Bad blocks in HDD

Marius Gedminas marius at pov.lt
Tue May 5 22:20:16 UTC 2009


On Wed, May 06, 2009 at 12:40:46AM +0300, Ioannis Vranos wrote:
> I checked for bad blocks one unmounted ext3 partition, by using the
> Live CD of Ubuntu 9.04 x64, with the following command:
> 
> root at ubuntu:~# e2fsck -c -c -f -v -y /dev/sda1
> e2fsck 1.41.4 (27-Jan-2009)
> Checking for bad blocks (non-destructive read-write test)
> Testing with random pattern: done
> /dev/sda1: Updating bad block inode.
...
> /dev/sda1: ***** FILE SYSTEM WAS MODIFIED *****
...
>         0 bad blocks
...
> Question: What does the message "/dev/sda1: ***** FILE SYSTEM WAS
> MODIFIED *****" of the first check mean?

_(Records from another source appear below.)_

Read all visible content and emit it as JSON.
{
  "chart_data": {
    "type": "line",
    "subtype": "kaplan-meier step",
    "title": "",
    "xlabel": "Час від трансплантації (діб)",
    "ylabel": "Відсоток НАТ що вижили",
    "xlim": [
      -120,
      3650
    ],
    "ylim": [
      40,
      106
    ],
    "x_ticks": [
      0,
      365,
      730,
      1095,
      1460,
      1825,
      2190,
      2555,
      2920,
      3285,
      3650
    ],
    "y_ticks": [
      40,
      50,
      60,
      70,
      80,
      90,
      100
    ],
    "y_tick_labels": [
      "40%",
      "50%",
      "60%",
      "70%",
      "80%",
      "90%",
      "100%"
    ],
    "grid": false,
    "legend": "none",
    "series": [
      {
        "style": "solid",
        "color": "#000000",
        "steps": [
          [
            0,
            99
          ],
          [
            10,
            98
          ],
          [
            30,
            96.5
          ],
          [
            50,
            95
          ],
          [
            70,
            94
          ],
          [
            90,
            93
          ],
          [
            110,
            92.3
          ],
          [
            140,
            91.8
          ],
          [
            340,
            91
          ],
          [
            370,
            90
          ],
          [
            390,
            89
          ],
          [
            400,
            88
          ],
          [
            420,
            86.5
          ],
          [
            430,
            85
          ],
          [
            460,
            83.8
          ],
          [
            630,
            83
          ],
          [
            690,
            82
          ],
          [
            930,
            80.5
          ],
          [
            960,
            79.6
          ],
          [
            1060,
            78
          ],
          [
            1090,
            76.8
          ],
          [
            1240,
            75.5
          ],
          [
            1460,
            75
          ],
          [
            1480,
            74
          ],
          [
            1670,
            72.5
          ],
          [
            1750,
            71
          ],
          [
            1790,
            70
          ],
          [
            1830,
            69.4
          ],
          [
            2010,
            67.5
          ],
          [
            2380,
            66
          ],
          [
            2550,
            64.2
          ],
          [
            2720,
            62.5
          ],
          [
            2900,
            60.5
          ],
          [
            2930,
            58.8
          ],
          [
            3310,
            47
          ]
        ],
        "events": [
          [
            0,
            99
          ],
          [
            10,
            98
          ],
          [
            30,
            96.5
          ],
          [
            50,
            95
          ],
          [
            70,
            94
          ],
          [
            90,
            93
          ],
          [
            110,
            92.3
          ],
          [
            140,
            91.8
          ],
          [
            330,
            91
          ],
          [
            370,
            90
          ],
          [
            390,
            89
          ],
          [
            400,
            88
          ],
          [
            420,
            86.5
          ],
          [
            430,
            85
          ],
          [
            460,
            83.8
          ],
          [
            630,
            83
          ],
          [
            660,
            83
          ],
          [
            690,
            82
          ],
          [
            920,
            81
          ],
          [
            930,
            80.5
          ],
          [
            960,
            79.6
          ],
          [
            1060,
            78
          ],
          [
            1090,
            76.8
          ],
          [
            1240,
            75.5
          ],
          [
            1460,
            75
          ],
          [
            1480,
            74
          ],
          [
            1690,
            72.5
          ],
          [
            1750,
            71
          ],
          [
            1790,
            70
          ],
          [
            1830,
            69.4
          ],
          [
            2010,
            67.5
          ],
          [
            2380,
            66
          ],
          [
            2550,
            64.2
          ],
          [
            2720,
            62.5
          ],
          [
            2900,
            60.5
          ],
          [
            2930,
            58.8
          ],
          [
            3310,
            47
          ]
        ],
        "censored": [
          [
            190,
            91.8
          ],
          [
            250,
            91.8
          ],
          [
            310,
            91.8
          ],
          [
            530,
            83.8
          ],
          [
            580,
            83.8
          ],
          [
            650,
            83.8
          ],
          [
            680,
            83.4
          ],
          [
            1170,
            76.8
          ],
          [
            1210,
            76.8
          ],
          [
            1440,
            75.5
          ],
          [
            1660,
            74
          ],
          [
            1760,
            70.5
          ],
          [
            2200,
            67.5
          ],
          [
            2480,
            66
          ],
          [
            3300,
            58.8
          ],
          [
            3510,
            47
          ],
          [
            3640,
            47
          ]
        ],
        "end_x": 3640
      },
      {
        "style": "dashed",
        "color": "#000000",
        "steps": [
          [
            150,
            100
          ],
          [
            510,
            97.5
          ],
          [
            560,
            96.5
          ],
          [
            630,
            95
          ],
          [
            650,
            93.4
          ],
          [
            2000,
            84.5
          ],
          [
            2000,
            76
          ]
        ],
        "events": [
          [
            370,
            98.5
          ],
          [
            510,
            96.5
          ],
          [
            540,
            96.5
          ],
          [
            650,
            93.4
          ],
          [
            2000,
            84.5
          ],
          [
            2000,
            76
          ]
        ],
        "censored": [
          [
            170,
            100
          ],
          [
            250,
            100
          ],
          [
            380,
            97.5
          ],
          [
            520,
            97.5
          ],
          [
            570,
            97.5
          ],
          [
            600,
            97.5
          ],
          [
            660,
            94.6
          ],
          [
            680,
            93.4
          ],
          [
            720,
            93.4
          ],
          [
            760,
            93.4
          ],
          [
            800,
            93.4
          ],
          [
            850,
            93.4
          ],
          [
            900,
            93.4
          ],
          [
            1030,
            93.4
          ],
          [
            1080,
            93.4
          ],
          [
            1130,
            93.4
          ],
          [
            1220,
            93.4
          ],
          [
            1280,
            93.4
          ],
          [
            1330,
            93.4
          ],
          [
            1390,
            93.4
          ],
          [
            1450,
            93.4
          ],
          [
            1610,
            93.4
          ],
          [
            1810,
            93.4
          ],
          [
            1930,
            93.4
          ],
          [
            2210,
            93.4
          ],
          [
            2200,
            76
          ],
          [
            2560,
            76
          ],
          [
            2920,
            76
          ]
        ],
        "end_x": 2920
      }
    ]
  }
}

A very good question.  Looking at the output again I see

  /dev/sda1: Updating bad block inode.

which is probably what happened.  The bad block inode, in case you don't
know, is like an invisible file that has all the bad blocks allocated to
it so the filesystem wouldn't try to allocate those for real files.

Why did it update the bad block inode when there were no bad blocks
found, I don't know.

> Did it find bad blocks?

No, see the

          0 bad blocks

message it prints.

Marius Gedminas
-- 
Anything can be made to work if you fiddle with it long enough.